Na początku drugiej połowy próbowali przycisnąć gospodarze, ale między 49 a 54 minutą cztery znakomite okazje miała Flota, co zostało zwieńczone bramką, z niedosytem, że tylko jedną. W 49 po strzale Iskry z ostrego kąta piłka zatrzepotała w bramce Unii, ale sędziowie uznali, że przyjął on piłkę poza linią końcową. W 51 po wolnym Staniszewskiego Iskra trafił w bramkarza, a minutę później, po kornerze wykonanym przez Staniszewskiego, Iskra trafił z głowy w obrońcę, a dobijający Stasiak przestrzelił. W 54 wreszcie dopięliśmy swego. Zaczęło się od potężnego strzału Szewczuka zza pola karnego, bramkarzowi udało się piłkę wybić, ale trafiła ona do Prawuckiego, który uderzył z ostrego kąta - to również Filipowiak odbił, ale tym razem wpadła ona pod nogi Iskrze, a ten z bliska zdobył zasłużone prowadzenie. Radość trwała jednak tylko 2 minuty. Po rzucie rożnym Drzewiecki strzałem głową pokonał Kusztana. Jakby nam ktoś zabrał sprzed nosa paterę z napoczętym tortem. Trzeba zatem znów walczyć o dostęp do niego. Minutę później w polu karnym znalazł się Staniszewski, ale Filipowiakowi udało się wybić na róg. Nieco zamarliśmy w 85, gdy Paczyński spudłował głową z bliska, ale w 89 sprawiedliwości stało się zadość.
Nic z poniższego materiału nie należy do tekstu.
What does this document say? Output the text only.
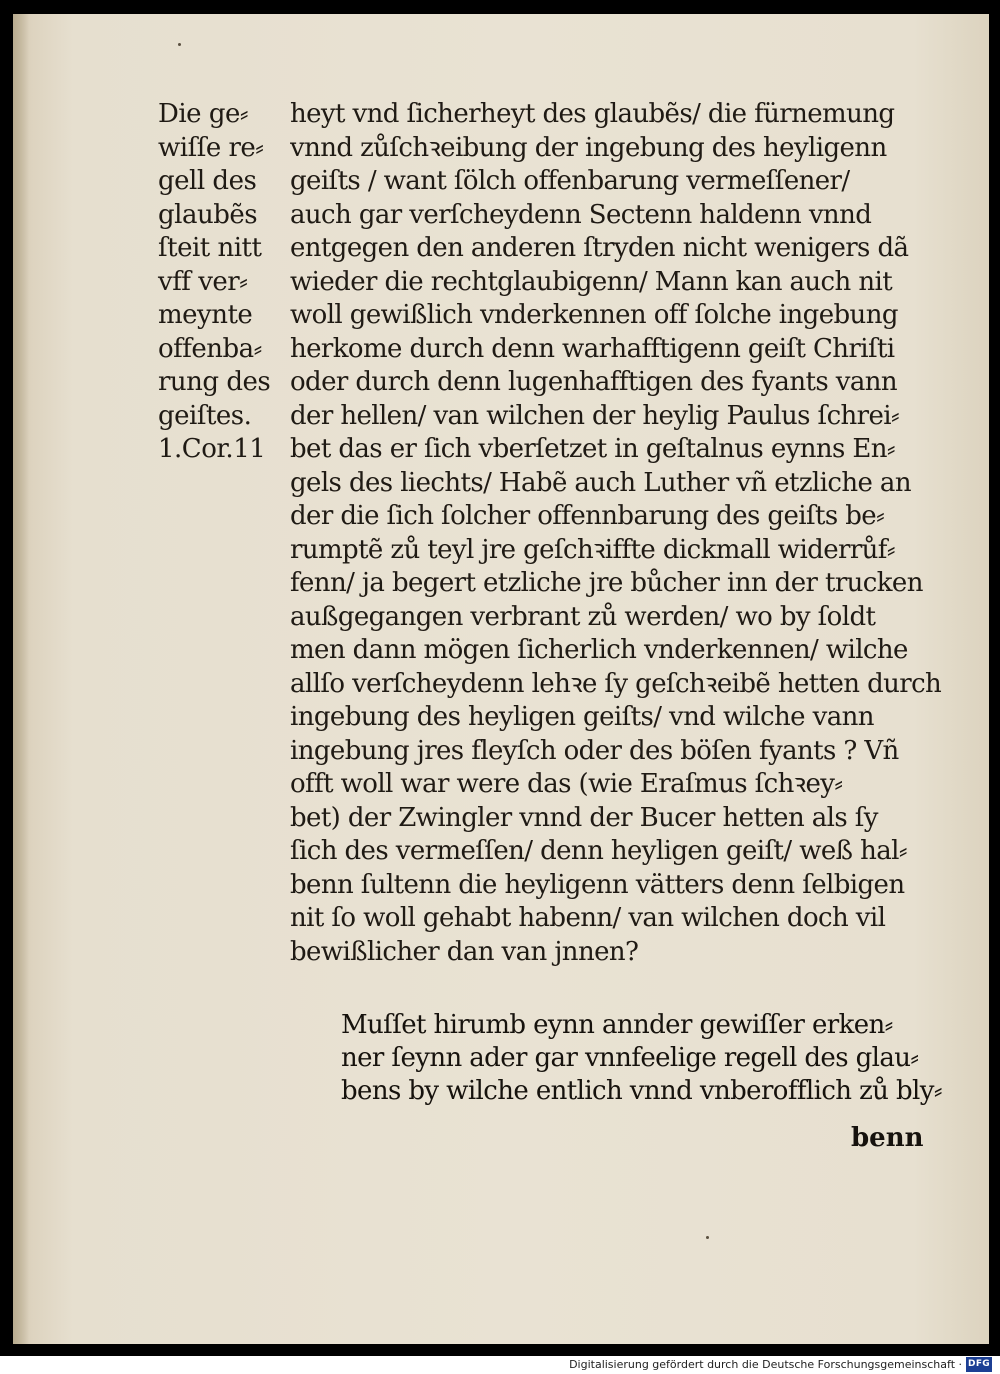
Die ge⸗
wiſſe re⸗
gell des
glaubẽs
ſteit nitt
vff ver⸗
meynte
offenba⸗
rung des
geiſtes.
1.Cor.11
heyt vnd ſicherheyt des glaubẽs/ die fürnemung
vnnd zůſchꝛeibung der ingebung des heyligenn
geiſts / want ſölch offenbarung vermeſſener/
auch gar verſcheydenn Sectenn haldenn vnnd
entgegen den anderen ſtryden nicht wenigers dã
wieder die rechtglaubigenn/ Mann kan auch nit
woll gewißlich vnderkennen off ſolche ingebung
herkome durch denn warhafftigenn geiſt Chriſti
oder durch denn lugenhafftigen des fyants vann
der hellen/ van wilchen der heylig Paulus ſchrei⸗
bet das er ſich vberſetzet in geſtalnus eynns En⸗
gels des liechts/ Habẽ auch Luther vñ etzliche an
der die ſich ſolcher offennbarung des geiſts be⸗
rumptẽ zů teyl jre geſchꝛiffte dickmall widerrůf⸗
fenn/ ja begert etzliche jre bůcher inn der trucken
außgegangen verbrant zů werden/ wo by ſoldt
men dann mögen ſicherlich vnderkennen/ wilche
allſo verſcheydenn lehꝛe ſy geſchꝛeibẽ hetten durch
ingebung des heyligen geiſts/ vnd wilche vann
ingebung jres fleyſch oder des böſen fyants ? Vñ
offt woll war were das (wie Eraſmus ſchꝛey⸗
bet) der Zwingler vnnd der Bucer hetten als ſy
ſich des vermeſſen/ denn heyligen geiſt/ weß hal⸗
benn ſultenn die heyligenn vätters denn ſelbigen
nit ſo woll gehabt habenn/ van wilchen doch vil
bewißlicher dan van jnnen?
Muſſet hirumb eynn annder gewiſſer erken⸗
ner ſeynn ader gar vnnfeelige regell des glau⸗
bens by wilche entlich vnnd vnberofflich zů bly⸗
benn
Digitalisierung gefördert durch die Deutsche Forschungsgemeinschaft · DFG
- Otrzymałem długie podanie na lewe skrzydło ze środka od Dimy Szewczuka, któremu wcześniej zagrał Łukasz Kopeć. Minąłem obrońcę i kątem oka dojrzałem, że Paweł Iskra wbiega na krótki słupek w pole karne. Dałem więc 'wcinkę' za stopera, bramkarz do tego nie mógł wyjść, bo dzieliło go ok. 6 metrów. Piłka wpadła lekko za obrońcę, a Paweł wbiegł i lekko ją musnąwszy spowodował, że ta nad rękoma bramkarza wpadła do bramki i załatwiła nam 3 punkty - tak opisał tę sytuację asystent przy drugiej bramce Damian Staniszewski. W meczu tym drużyną kierował Marcin Adamski. On to, w porozumieniu z drużyną, postanowił dedykować to zwycięstwo dotychczasowemu trenerowi Jerzemu Rotowi, tym samym dziękując za prawie trzyletnią współpracę, okraszoną dwoma awansami. Było to pierwsze wyjazdowe zwycięstwo Floty od 12 października 2019, kiedy pokonaliśmy w Darłowie tamtejszą Darłovię 3-1. Oczywiście statystyka jest złudna, wszak wiosną tego roku na pewno byśmy wygrali coś u przeciwników, bo inaczej przecież nie moglibyśmy awansować do III ligi. Ale faktem jest, że po raz pierwszy od prawie roku wracaliśmy szczerze wesołym autobusem, w atmosferze radości, ze śpiewem na ustach. Oby był to początek nowej serii.